Coltivazioni intensive di soia in Brasile © Tiago Fioreze/Wikimedia

L’elemento di novità di questo studio sta nel fatto che non si ferma a considerare la deforestazione, ma mette anche in guardia da determinate attività agricole e di piantumazione di alberi, quando si svolgono su scala intensiva, senza riguardo per la biodiversità e i suoi delicati equilibri.

Occhi puntati su deforestazione e monocolture intensive

Per arrivare a queste conclusioni, i ricercatori delle università di Montpellier, Bangkok e Marsiglia hanno passato in rassegna le statistiche ufficiali relative alla copertura forestale, alle piantagioni, alla popolazione e alle epidemie nel periodo compreso tra il 1990 e il 2016. Nello specifico, hanno esaminato 3.884 diverse zoonosi (cioè malattie trasmesse dall’animale all’uomo) e 1.996 epidemie di 69 malattie contagiose trasmesse da vettori, soprattutto zanzare, mosche e zecche.

Dal loro studio emerge in modo chiaro il fatto che le epidemie diventino più frequenti proprio laddove diminuisce la superficie forestale e aumenta quella destinata alle grandi piantagioni.
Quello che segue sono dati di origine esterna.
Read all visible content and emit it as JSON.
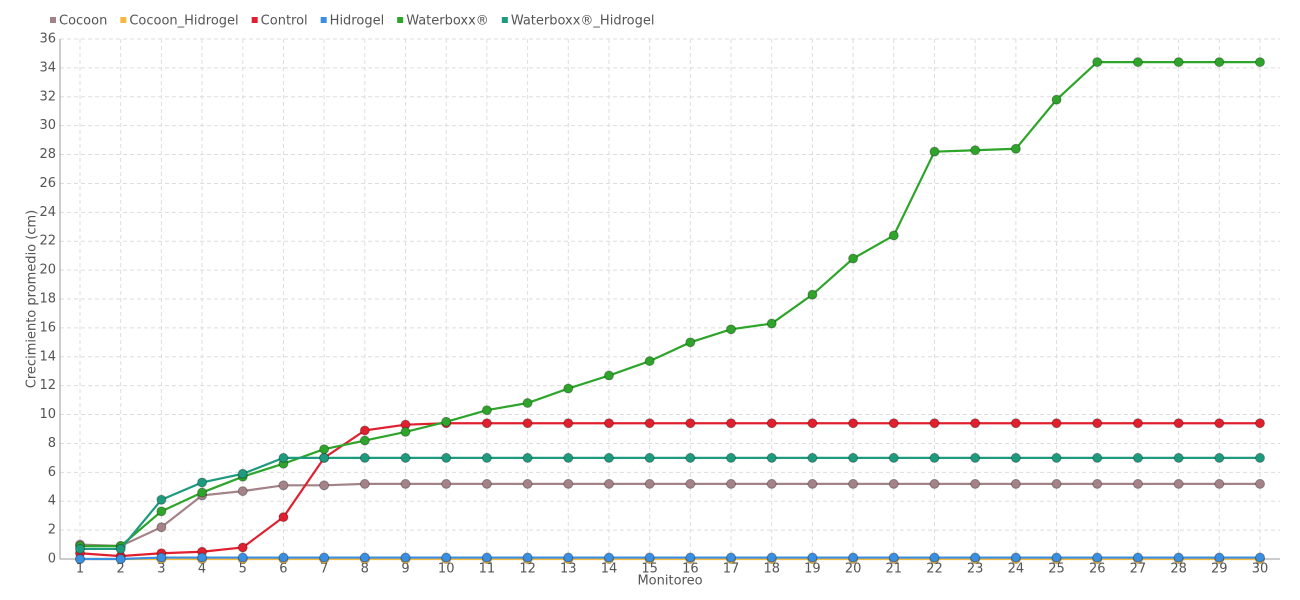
{
  "chart_data": {
    "type": "line",
    "x_label": "Monitoreo",
    "y_label": "Crecimiento promedio (cm)",
    "categories": [
      "1",
      "2",
      "3",
      "4",
      "5",
      "6",
      "7",
      "8",
      "9",
      "10",
      "11",
      "12",
      "13",
      "14",
      "15",
      "16",
      "17",
      "18",
      "19",
      "20",
      "21",
      "22",
      "23",
      "24",
      "25",
      "26",
      "27",
      "28",
      "29",
      "30"
    ],
    "ylim": [
      0,
      36
    ],
    "yticks": [
      0,
      2,
      4,
      6,
      8,
      10,
      12,
      14,
      16,
      18,
      20,
      22,
      24,
      26,
      28,
      30,
      32,
      34,
      36
    ],
    "grid": true,
    "legend": "top-left",
    "series": [
      {
        "name": "Cocoon",
        "color": "#a38387",
        "values": [
          1.0,
          0.9,
          2.2,
          4.4,
          4.7,
          5.1,
          5.1,
          5.2,
          5.2,
          5.2,
          5.2,
          5.2,
          5.2,
          5.2,
          5.2,
          5.2,
          5.2,
          5.2,
          5.2,
          5.2,
          5.2,
          5.2,
          5.2,
          5.2,
          5.2,
          5.2,
          5.2,
          5.2,
          5.2,
          5.2
        ]
      },
      {
        "name": "Cocoon_Hidrogel",
        "color": "#f5b940",
        "values": [
          0,
          0,
          0,
          0,
          0,
          0,
          0,
          0,
          0,
          0,
          0,
          0,
          0,
          0,
          0,
          0,
          0,
          0,
          0,
          0,
          0,
          0,
          0,
          0,
          0,
          0,
          0,
          0,
          0,
          0
        ]
      },
      {
        "name": "Control",
        "color": "#e0202e",
        "values": [
          0.4,
          0.2,
          0.4,
          0.5,
          0.8,
          2.9,
          7.0,
          8.9,
          9.3,
          9.4,
          9.4,
          9.4,
          9.4,
          9.4,
          9.4,
          9.4,
          9.4,
          9.4,
          9.4,
          9.4,
          9.4,
          9.4,
          9.4,
          9.4,
          9.4,
          9.4,
          9.4,
          9.4,
          9.4,
          9.4
        ]
      },
      {
        "name": "Hidrogel",
        "color": "#3b8fe0",
        "values": [
          0,
          0,
          0.1,
          0.1,
          0.1,
          0.1,
          0.1,
          0.1,
          0.1,
          0.1,
          0.1,
          0.1,
          0.1,
          0.1,
          0.1,
          0.1,
          0.1,
          0.1,
          0.1,
          0.1,
          0.1,
          0.1,
          0.1,
          0.1,
          0.1,
          0.1,
          0.1,
          0.1,
          0.1,
          0.1
        ]
      },
      {
        "name": "Waterboxx®",
        "color": "#2ea52a",
        "values": [
          0.9,
          0.9,
          3.3,
          4.6,
          5.7,
          6.6,
          7.6,
          8.2,
          8.8,
          9.5,
          10.3,
          10.8,
          11.8,
          12.7,
          13.7,
          15.0,
          15.9,
          16.3,
          18.3,
          20.8,
          22.4,
          28.2,
          28.3,
          28.4,
          31.8,
          34.4,
          34.4,
          34.4,
          34.4,
          34.4
        ]
      },
      {
        "name": "Waterboxx®_Hidrogel",
        "color": "#1e9a7e",
        "values": [
          0.7,
          0.7,
          4.1,
          5.3,
          5.9,
          7.0,
          7.0,
          7.0,
          7.0,
          7.0,
          7.0,
          7.0,
          7.0,
          7.0,
          7.0,
          7.0,
          7.0,
          7.0,
          7.0,
          7.0,
          7.0,
          7.0,
          7.0,
          7.0,
          7.0,
          7.0,
          7.0,
          7.0,
          7.0,
          7.0
        ]
      }
    ]
  }
}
Di per sé, specifica il quotidano Guardian nel riportare la notizia, una correlazione non testimonia necessariamente un rapporto di causa-effetto. È per questo che gli studiosi hanno anche fatto riferimento a singoli episodi che attestano il legame tra i due fenomeni. “Dobbiamo prendere in maggiore considerazione il ruolo delle foreste per la salute umana, animale e ambientale”, conclude uno degli autori, Serge Morand. “Il messaggio di questo studio è: non dimentichiamo le foreste”.